Being a subscriber doesn't automatically turn off ads - it just gives you the ability to do so yourself.  

Please check: Settings > Edit Options > Scroll down to the bottom of the page, and there's a radio button for "disable header ad" second from the bottom.  Is it checked to Yes?


----------



## Dragonhelm (Nov 14, 2011)

Umbran said:


> Being a subscriber doesn't automatically turn off ads - it just gives you the ability to do so yourself.
> 
> Please check: Settings > Edit Options > Scroll down to the bottom of the page, and there's a radio button for "disable header ad" second from the bottom.  Is it checked to Yes?




Yeah, it's set to Yes.

I had the ads off before when I first signed on as a copper subscriber.  I then upped to silver, but the timing doesn't match up with the change.  It's only been the last couple of weeks.

Color me confused.

EDIT:  Just noticed I'm not listed as a subscriber!  Doubly confused!


----------



## Umbran (Nov 14, 2011)

Dragonhelm said:


> EDIT:  Just noticed I'm not listed as a subscriber!  Doubly confused!




But that explains the issue - non-subscribers cannot block ads.  I presume that there was an issue processing your subscription.  That's a job for [MENTION=1]Morrus[/MENTION] !


----------



## Morrus (Nov 14, 2011)

Dragonhelm said:


> EDIT:  Just noticed I'm not listed as a subscriber!  Doubly confused!




What do you mean by "listed as"?  We don't maintain a list anywhere (at least not anywhere public).

The AdminCP confirms you're a silver subscriber.  You can check to see if you can search or download ZEITGEIST stuff, etc.


----------



## Dragonhelm (Nov 15, 2011)

Umbran said:


> But that explains the issue - non-subscribers cannot block ads.  I presume that there was an issue processing your subscription.  That's a job for [MENTION=1]Morrus[/MENTION] !




Yeah, at least we know why that is.  The question remains, then, why I'm not showing up as a silver subscriber.




Morrus said:


> What do you mean by "listed as"?  We don't maintain a list anywhere (at least not anywhere public).

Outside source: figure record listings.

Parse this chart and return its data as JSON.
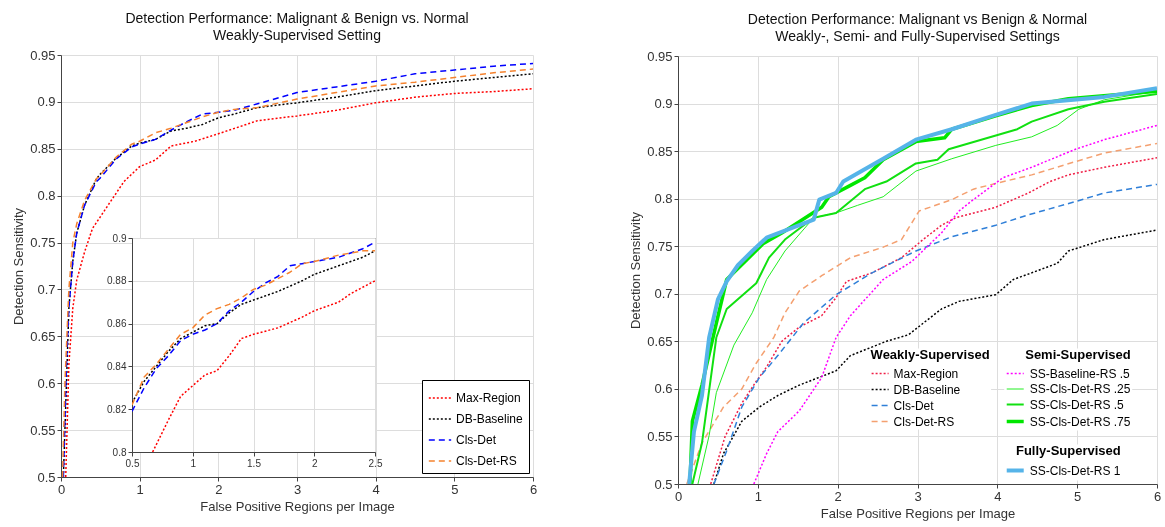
{
  "chart_data": [
    {
      "type": "line",
      "title": "Detection Performance: Malignant & Benign vs. Normal",
      "subtitle": "Weakly-Supervised Setting",
      "xlabel": "False Positive Regions per Image",
      "ylabel": "Detection Sensitivity",
      "xlim": [
        0,
        6
      ],
      "ylim": [
        0.5,
        0.95
      ],
      "xticks": [
        0,
        1,
        2,
        3,
        4,
        5,
        6
      ],
      "yticks": [
        0.5,
        0.55,
        0.6,
        0.65,
        0.7,
        0.75,
        0.8,
        0.85,
        0.9,
        0.95
      ],
      "grid": true,
      "legend": "bottom right",
      "series": [
        {
          "name": "Max-Region",
          "color": "#ff0000",
          "line_style": "dotted",
          "x": [
            0.06,
            0.1,
            0.15,
            0.2,
            0.3,
            0.4,
            0.6,
            0.8,
            1.0,
            1.2,
            1.4,
            1.7,
            2.0,
            2.5,
            3,
            3.5,
            4,
            4.5,
            5,
            5.5,
            6
          ],
          "values": [
            0.5,
            0.62,
            0.68,
            0.71,
            0.74,
            0.765,
            0.79,
            0.815,
            0.831,
            0.838,
            0.853,
            0.858,
            0.866,
            0.88,
            0.885,
            0.891,
            0.899,
            0.905,
            0.909,
            0.911,
            0.914
          ]
        },
        {
          "name": "DB-Baseline",
          "color": "#000000",
          "line_style": "dotted",
          "x": [
            0.03,
            0.07,
            0.1,
            0.15,
            0.2,
            0.3,
            0.45,
            0.5,
            0.7,
            0.9,
            1.0,
            1.2,
            1.4,
            1.6,
            1.8,
            2.0,
            2.2,
            2.5,
            3,
            3.5,
            4,
            4.5,
            5,
            5.5,
            6
          ],
          "values": [
            0.5,
            0.6,
            0.68,
            0.73,
            0.76,
            0.79,
            0.818,
            0.823,
            0.84,
            0.853,
            0.856,
            0.86,
            0.869,
            0.872,
            0.876,
            0.883,
            0.887,
            0.894,
            0.899,
            0.905,
            0.912,
            0.917,
            0.922,
            0.926,
            0.93
          ]
        },
        {
          "name": "Cls-Det",
          "color": "#0000ff",
          "line_style": "dashed",
          "x": [
            0.03,
            0.07,
            0.1,
            0.15,
            0.2,
            0.3,
            0.45,
            0.5,
            0.7,
            0.9,
            1.0,
            1.2,
            1.4,
            1.6,
            1.8,
            2.0,
            2.2,
            2.5,
            3,
            3.5,
            4,
            4.5,
            5,
            5.5,
            6
          ],
          "values": [
            0.5,
            0.62,
            0.68,
            0.73,
            0.76,
            0.79,
            0.815,
            0.819,
            0.839,
            0.852,
            0.855,
            0.86,
            0.87,
            0.879,
            0.887,
            0.889,
            0.891,
            0.898,
            0.91,
            0.916,
            0.922,
            0.93,
            0.934,
            0.938,
            0.941
          ]
        },
        {
          "name": "Cls-Det-RS",
          "color": "#f5822e",
          "line_style": "dashed",
          "x": [
            0.02,
            0.05,
            0.1,
            0.15,
            0.2,
            0.3,
            0.45,
            0.5,
            0.7,
            0.9,
            1.0,
            1.2,
            1.4,
            1.6,
            1.8,
            2.0,
            2.2,
            2.5,
            3,
            3.5,
            4,
            4.5,
            5,
            5.5,
            6
          ],
          "values": [
            0.5,
            0.6,
            0.7,
            0.75,
            0.77,
            0.795,
            0.818,
            0.822,
            0.841,
            0.855,
            0.858,
            0.867,
            0.872,
            0.878,
            0.884,
            0.889,
            0.892,
            0.894,
            0.903,
            0.91,
            0.917,
            0.921,
            0.926,
            0.931,
            0.935
          ]
        }
      ]
    },
    {
      "type": "line",
      "xlim": [
        0.5,
        2.5
      ],
      "ylim": [
        0.8,
        0.9
      ],
      "xticks": [
        0.5,
        1,
        1.5,
        2,
        2.5
      ],
      "yticks": [
        0.8,
        0.82,
        0.84,
        0.86,
        0.88,
        0.9
      ],
      "grid": true,
      "series": [
        {
          "color": "#ff0000",
          "line_style": "dotted",
          "x": [
            0.67,
            0.8,
            0.9,
            1.0,
            1.1,
            1.2,
            1.3,
            1.4,
            1.5,
            1.7,
            1.9,
            2.0,
            2.2,
            2.3,
            2.5
          ],
          "values": [
            0.8,
            0.815,
            0.826,
            0.831,
            0.836,
            0.838,
            0.845,
            0.853,
            0.855,
            0.858,
            0.863,
            0.866,
            0.87,
            0.874,
            0.88
          ]
        },
        {
          "color": "#000000",
          "line_style": "dotted",
          "x": [
            0.5,
            0.6,
            0.7,
            0.8,
            0.9,
            1.0,
            1.1,
            1.2,
            1.3,
            1.4,
            1.5,
            1.7,
            1.9,
            2.0,
            2.2,
            2.4,
            2.5
          ],
          "values": [
            0.823,
            0.833,
            0.84,
            0.847,
            0.853,
            0.856,
            0.859,
            0.86,
            0.865,
            0.869,
            0.871,
            0.875,
            0.88,
            0.883,
            0.887,
            0.891,
            0.894
          ]
        },
        {
          "color": "#0000ff",
          "line_style": "dashed",
          "x": [
            0.5,
            0.6,
            0.7,
            0.8,
            0.9,
            1.0,
            1.1,
            1.2,
            1.3,
            1.4,
            1.5,
            1.6,
            1.7,
            1.8,
            1.9,
            2.0,
            2.2,
            2.4,
            2.5
          ],
          "values": [
            0.819,
            0.83,
            0.839,
            0.845,
            0.852,
            0.855,
            0.857,
            0.86,
            0.866,
            0.87,
            0.875,
            0.879,
            0.882,
            0.887,
            0.888,
            0.889,
            0.891,
            0.895,
            0.898
          ]
        },
        {
          "color": "#f5822e",
          "line_style": "dashed",
          "x": [
            0.5,
            0.6,
            0.7,
            0.8,
            0.9,
            1.0,
            1.1,
            1.2,
            1.3,
            1.4,
            1.5,
            1.6,
            1.7,
            1.8,
            1.9,
            2.0,
            2.2,
            2.4,
            2.5
          ],
          "values": [
            0.822,
            0.835,
            0.841,
            0.848,
            0.855,
            0.858,
            0.864,
            0.867,
            0.869,
            0.872,
            0.876,
            0.878,
            0.881,
            0.884,
            0.888,
            0.889,
            0.892,
            0.894,
            0.894
          ]
        }
      ]
    },
    {
      "type": "line",
      "title": "Detection Performance: Malignant vs Benign & Normal",
      "subtitle": "Weakly-, Semi- and Fully-Supervised Settings",
      "xlabel": "False Positive Regions per Image",
      "ylabel": "Detection Sensitivity",
      "xlim": [
        0,
        6
      ],
      "ylim": [
        0.5,
        0.95
      ],
      "xticks": [
        0,
        1,
        2,
        3,
        4,
        5,
        6
      ],
      "yticks": [
        0.5,
        0.55,
        0.6,
        0.65,
        0.7,
        0.75,
        0.8,
        0.85,
        0.9,
        0.95
      ],
      "grid": true,
      "legend": "bottom right",
      "annotations": [
        "Weakly-Supervised",
        "Semi-Supervised",
        "Fully-Supervised"
      ],
      "series": [
        {
          "name": "Max-Region",
          "color": "#f01e46",
          "line_style": "dotted",
          "x": [
            0.41,
            0.59,
            0.8,
            0.98,
            1.11,
            1.3,
            1.52,
            1.8,
            1.98,
            2.11,
            2.43,
            2.8,
            3.07,
            3.3,
            3.48,
            3.98,
            4.39,
            4.66,
            4.89,
            5.34,
            6
          ],
          "values": [
            0.5,
            0.55,
            0.585,
            0.608,
            0.623,
            0.65,
            0.665,
            0.677,
            0.696,
            0.713,
            0.722,
            0.738,
            0.757,
            0.772,
            0.78,
            0.791,
            0.806,
            0.818,
            0.825,
            0.833,
            0.843
          ]
        },
        {
          "name": "DB-Baseline",
          "color": "#000000",
          "line_style": "dotted",
          "x": [
            0.45,
            0.57,
            0.8,
            1.02,
            1.25,
            1.52,
            1.98,
            2.16,
            2.61,
            2.89,
            3.07,
            3.3,
            3.52,
            3.98,
            4.2,
            4.43,
            4.75,
            4.89,
            5.34,
            6
          ],
          "values": [
            0.5,
            0.532,
            0.566,
            0.581,
            0.593,
            0.604,
            0.619,
            0.635,
            0.65,
            0.657,
            0.669,
            0.684,
            0.692,
            0.699,
            0.715,
            0.722,
            0.732,
            0.745,
            0.757,
            0.767
          ]
        },
        {
          "name": "Cls-Det",
          "color": "#2f7fd8",
          "line_style": "dashed",
          "x": [
            0.45,
            0.61,
            0.8,
            1.02,
            1.25,
            1.57,
            1.98,
            2.43,
            2.98,
            3.43,
            3.98,
            4.39,
            4.98,
            5.34,
            6
          ],
          "values": [
            0.5,
            0.535,
            0.581,
            0.612,
            0.635,
            0.669,
            0.699,
            0.722,
            0.745,
            0.76,
            0.772,
            0.783,
            0.797,
            0.806,
            0.815
          ]
        },
        {
          "name": "Cls-Det-RS",
          "color": "#f4a070",
          "line_style": "dashed",
          "x": [
            0.11,
            0.3,
            0.57,
            0.8,
            0.98,
            1.2,
            1.34,
            1.52,
            1.8,
            2.16,
            2.57,
            2.8,
            3.02,
            3.43,
            3.7,
            3.98,
            4.43,
            4.98,
            5.34,
            6
          ],
          "values": [
            0.5,
            0.543,
            0.581,
            0.6,
            0.627,
            0.654,
            0.68,
            0.703,
            0.719,
            0.738,
            0.749,
            0.757,
            0.787,
            0.799,
            0.81,
            0.816,
            0.825,
            0.839,
            0.848,
            0.858
          ]
        },
        {
          "name": "SS-Baseline-RS .5",
          "color": "#ff00ff",
          "line_style": "dotted",
          "x": [
            0.95,
            1.11,
            1.25,
            1.52,
            1.8,
            1.98,
            2.16,
            2.57,
            2.93,
            3.3,
            3.52,
            3.7,
            4.07,
            4.43,
            4.98,
            5.34,
            6
          ],
          "values": [
            0.5,
            0.532,
            0.555,
            0.577,
            0.612,
            0.654,
            0.677,
            0.715,
            0.734,
            0.764,
            0.787,
            0.799,
            0.822,
            0.833,
            0.852,
            0.862,
            0.877
          ]
        },
        {
          "name": "SS-Cls-Det-RS .25",
          "color": "#22ee22",
          "line_style": "solid",
          "x": [
            0.25,
            0.39,
            0.48,
            0.7,
            0.93,
            1.11,
            1.34,
            1.7,
            1.98,
            2.25,
            2.57,
            2.98,
            3.43,
            3.98,
            4.43,
            4.75,
            5.02,
            5.34,
            6
          ],
          "values": [
            0.5,
            0.551,
            0.596,
            0.646,
            0.68,
            0.715,
            0.745,
            0.78,
            0.785,
            0.793,
            0.802,
            0.829,
            0.842,
            0.856,
            0.865,
            0.877,
            0.894,
            0.904,
            0.913
          ]
        },
        {
          "name": "SS-Cls-Det-RS .5",
          "color": "#11e011",
          "line_style": "solid",
          "x": [
            0.18,
            0.3,
            0.48,
            0.61,
            0.98,
            1.14,
            1.34,
            1.7,
            1.98,
            2.34,
            2.61,
            2.98,
            3.25,
            3.39,
            4.25,
            4.43,
            4.89,
            5.34,
            6
          ],
          "values": [
            0.5,
            0.543,
            0.654,
            0.684,
            0.711,
            0.738,
            0.757,
            0.78,
            0.785,
            0.81,
            0.818,
            0.837,
            0.841,
            0.852,
            0.873,
            0.881,
            0.894,
            0.902,
            0.91
          ]
        },
        {
          "name": "SS-Cls-Det-RS .75",
          "color": "#00e600",
          "line_style": "solid",
          "x": [
            0.15,
            0.18,
            0.3,
            0.48,
            0.61,
            0.84,
            1.07,
            1.3,
            1.8,
            1.89,
            2.16,
            2.34,
            2.57,
            2.98,
            3.34,
            3.43,
            3.98,
            4.43,
            4.89,
            6
          ],
          "values": [
            0.5,
            0.566,
            0.604,
            0.669,
            0.715,
            0.734,
            0.753,
            0.764,
            0.791,
            0.802,
            0.814,
            0.822,
            0.841,
            0.86,
            0.864,
            0.873,
            0.887,
            0.898,
            0.905,
            0.913
          ]
        },
        {
          "name": "SS-Cls-Det-RS 1",
          "color": "#56b4e9",
          "line_style": "solid",
          "x": [
            0.14,
            0.2,
            0.3,
            0.39,
            0.5,
            0.61,
            0.75,
            0.93,
            1.11,
            1.7,
            1.77,
            1.98,
            2.07,
            2.57,
            2.98,
            3.43,
            3.98,
            4.43,
            5.34,
            6
          ],
          "values": [
            0.5,
            0.555,
            0.593,
            0.654,
            0.694,
            0.713,
            0.73,
            0.745,
            0.759,
            0.778,
            0.799,
            0.806,
            0.818,
            0.842,
            0.862,
            0.873,
            0.888,
            0.9,
            0.907,
            0.916
          ]
        }
      ]
    }
  ]
}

Under my user name, it just says Registered User.  It doesn't say Silver Subscriber.



> The AdminCP confirms you're a silver subscriber.  You can check to see if you can search or download ZEITGEIST stuff, etc.




I was able to download Zeitgeist #2, the Dying Skyseer (97 pages for the 4e version, right?).  So I think that's in order.

Thanks for helping me figure this out, guys.


----------



## Morrus (Nov 15, 2011)

Dragonhelm said:


> Yeah, at least we know why that is.  The question remains, then, why I'm not showing up as a silver subscriber.
> 
> Under my user name, it just says Registered User.  It doesn't say Silver Subscriber.




Have you set it to say that?  It doesn't do so automatically.  You have to choose it.



> I was able to download Zeitgeist #2, the Dying Skyseer (97 pages for the 4e version, right?).




So, yes, you are clearly a subscriber.


----------



## Dragonhelm (Nov 15, 2011)

Morrus said:


> Have you set it to say that?  It doesn't do so automatically.  You have to choose it.




Aha!  That probably changed when my old copper subscription ran out.  So I have that fixed now.

However, making that change did not affect the ads at the top of the screen.  I'm still seeing them.  

I tried clearing my cache, but no dice (pardon the pun).  I also looked in multiple browsers (Firefox, IE, Chrome, Safari, and Opera) and the ad persists in each one.



> So, yes, you are clearly a subscriber.




Good deal.  Search is also working fine, and my community supporter status is showing as active.  So yeah, those are good signs.  


EDIT:  And now the ads are gone! Whatever you did, thank you!


----------



## Asmo (Nov 15, 2011)

Thanks Morrus, the ad is gone!

Asmo


----------